The industry had its beginnings in the 1970s, when Home Box Office (HBO) started to beam its signal to customers on a subscription basis. It was a radical concept: Let audiences pay direct for the programming (in this case, movies) rather than having it wholly supported through advertising and, in some cases, syndication fees. Another development during that decade proved to have lasting effect: Southern businessman Ted Turner (1938-) bought an independent TV station based in Atlanta and dubbed it a “superstation.” WTBS was soon made available to some 10 million subscribing households and was the beginning of Turner’s cable TV empire, which would later include Cable News Network (CNN), CNN’s Headline News, Turner Network Television (TNT), and, briefly, the music network VH-1.
Soon there were a number of niche-based cable networks airing programming around the clock: Music Television (MTV) was reaching teens and twenty-somethings;Lifetime targeted women; ESPN focused on sports; Black Entertainment Television (BET) catered to the African American audience; and American Movie Classics (AMC) appealed to a cross-section of American viewers who share a fondness for old, mostly black and white, movies.
By the 1980s the three major television networks, which had risen to power in the 1950s and had remained on the top of their game for the next two decades, found that their audience share was dropping. This was aided by the introduction of the upstart Fox television network, backed by media mogul Rupert Murdoch (1931-). Fox’s programming, geared toward a young, hip, and increasingly multicultural audience, found its own following.
Soon Americans had more choices than every before—and for a relatively low subscription cost.
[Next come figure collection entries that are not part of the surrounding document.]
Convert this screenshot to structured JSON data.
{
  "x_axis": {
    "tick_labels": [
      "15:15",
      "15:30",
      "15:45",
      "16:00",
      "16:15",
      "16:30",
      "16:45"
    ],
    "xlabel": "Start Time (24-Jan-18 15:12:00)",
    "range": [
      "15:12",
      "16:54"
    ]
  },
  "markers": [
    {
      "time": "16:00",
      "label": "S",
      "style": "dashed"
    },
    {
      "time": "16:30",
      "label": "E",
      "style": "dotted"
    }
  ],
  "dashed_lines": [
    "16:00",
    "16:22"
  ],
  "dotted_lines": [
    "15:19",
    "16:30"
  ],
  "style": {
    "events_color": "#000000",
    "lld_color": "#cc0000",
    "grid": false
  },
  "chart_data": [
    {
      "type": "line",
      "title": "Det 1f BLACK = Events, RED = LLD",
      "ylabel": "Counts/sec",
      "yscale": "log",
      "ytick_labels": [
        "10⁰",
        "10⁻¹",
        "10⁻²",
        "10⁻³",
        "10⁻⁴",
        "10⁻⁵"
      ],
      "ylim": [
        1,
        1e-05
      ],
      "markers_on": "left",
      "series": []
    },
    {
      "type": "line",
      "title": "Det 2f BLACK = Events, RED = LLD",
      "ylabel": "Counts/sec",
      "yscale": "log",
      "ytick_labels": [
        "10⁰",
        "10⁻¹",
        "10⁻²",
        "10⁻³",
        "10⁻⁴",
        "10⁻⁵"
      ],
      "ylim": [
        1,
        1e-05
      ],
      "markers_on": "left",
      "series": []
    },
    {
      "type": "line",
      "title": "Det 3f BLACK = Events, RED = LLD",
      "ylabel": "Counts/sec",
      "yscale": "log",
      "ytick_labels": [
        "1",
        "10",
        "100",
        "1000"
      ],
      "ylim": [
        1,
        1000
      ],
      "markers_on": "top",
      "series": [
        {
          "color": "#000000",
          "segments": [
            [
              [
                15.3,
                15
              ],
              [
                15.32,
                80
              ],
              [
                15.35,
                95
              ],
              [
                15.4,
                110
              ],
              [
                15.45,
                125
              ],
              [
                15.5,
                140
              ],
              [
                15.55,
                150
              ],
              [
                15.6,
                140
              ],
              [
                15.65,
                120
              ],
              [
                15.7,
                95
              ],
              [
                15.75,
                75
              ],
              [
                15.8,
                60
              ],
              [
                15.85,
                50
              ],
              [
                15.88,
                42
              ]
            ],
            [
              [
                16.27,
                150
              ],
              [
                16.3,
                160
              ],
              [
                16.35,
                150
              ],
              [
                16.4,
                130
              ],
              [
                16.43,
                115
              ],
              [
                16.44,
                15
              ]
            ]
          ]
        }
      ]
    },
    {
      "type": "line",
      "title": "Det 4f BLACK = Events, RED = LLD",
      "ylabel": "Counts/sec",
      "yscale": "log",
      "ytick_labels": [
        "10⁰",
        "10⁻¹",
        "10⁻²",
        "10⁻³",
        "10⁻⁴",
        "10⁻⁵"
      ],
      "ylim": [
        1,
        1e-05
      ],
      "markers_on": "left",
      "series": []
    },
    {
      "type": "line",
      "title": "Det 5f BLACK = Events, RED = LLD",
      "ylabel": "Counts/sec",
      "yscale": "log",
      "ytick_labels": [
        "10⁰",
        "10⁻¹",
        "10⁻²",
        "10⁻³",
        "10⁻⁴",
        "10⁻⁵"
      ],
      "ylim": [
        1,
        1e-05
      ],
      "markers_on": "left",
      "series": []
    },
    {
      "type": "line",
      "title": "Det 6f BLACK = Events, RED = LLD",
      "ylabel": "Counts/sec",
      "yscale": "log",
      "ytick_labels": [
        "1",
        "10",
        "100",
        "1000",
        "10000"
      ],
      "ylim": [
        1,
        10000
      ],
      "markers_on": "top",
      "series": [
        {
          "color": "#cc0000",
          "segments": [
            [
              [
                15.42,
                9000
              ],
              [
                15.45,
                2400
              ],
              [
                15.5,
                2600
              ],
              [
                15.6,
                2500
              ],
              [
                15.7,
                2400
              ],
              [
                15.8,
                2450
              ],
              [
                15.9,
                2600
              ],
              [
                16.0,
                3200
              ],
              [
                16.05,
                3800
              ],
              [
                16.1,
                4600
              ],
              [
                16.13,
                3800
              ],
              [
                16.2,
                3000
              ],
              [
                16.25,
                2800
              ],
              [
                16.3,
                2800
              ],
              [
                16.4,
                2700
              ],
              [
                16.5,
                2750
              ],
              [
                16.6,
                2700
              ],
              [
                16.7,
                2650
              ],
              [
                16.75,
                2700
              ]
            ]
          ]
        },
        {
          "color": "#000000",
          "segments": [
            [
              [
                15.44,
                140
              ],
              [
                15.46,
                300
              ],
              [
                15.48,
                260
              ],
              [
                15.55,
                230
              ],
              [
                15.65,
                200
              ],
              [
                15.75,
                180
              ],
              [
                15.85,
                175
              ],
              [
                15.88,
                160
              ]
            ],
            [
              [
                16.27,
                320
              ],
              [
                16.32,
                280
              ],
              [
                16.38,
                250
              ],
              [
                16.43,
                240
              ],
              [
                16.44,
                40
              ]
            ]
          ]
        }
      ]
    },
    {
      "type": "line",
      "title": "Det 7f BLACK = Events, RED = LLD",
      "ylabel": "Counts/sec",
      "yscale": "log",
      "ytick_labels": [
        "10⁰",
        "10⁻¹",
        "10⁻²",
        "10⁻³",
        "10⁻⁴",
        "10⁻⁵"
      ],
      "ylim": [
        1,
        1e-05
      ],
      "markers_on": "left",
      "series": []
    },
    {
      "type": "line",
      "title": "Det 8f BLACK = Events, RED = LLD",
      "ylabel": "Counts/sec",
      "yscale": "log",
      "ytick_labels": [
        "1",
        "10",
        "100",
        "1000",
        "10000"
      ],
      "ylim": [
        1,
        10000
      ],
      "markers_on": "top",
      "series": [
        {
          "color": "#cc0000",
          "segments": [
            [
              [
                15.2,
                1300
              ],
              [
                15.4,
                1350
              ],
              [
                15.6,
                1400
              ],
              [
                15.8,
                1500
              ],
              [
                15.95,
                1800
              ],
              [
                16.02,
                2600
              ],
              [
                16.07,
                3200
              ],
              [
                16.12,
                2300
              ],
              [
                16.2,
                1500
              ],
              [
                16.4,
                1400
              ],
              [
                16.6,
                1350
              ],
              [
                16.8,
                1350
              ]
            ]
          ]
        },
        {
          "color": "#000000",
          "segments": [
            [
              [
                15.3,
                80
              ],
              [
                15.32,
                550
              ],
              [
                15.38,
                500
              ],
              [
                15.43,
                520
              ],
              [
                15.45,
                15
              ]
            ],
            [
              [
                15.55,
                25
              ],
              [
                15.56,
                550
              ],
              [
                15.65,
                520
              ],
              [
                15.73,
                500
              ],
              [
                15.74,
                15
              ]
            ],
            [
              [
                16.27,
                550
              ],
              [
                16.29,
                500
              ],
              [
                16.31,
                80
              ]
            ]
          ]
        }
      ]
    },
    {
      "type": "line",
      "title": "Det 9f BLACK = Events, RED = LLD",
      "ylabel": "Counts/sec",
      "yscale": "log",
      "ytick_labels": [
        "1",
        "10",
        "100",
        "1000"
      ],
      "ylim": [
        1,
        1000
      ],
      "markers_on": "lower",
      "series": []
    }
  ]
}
By the 1990s the Big Three networks (NBC, ABC, and CBS) were reaching only 61 percent of the television audience. Not to be beaten at their own game, the networks responded to the new competition by producing more cutting-edge shows—programs that likely would not have made it on the air before the advent of cable. Further, they began charging their affiliate stations for programming—a trend begun by CBS in 1992.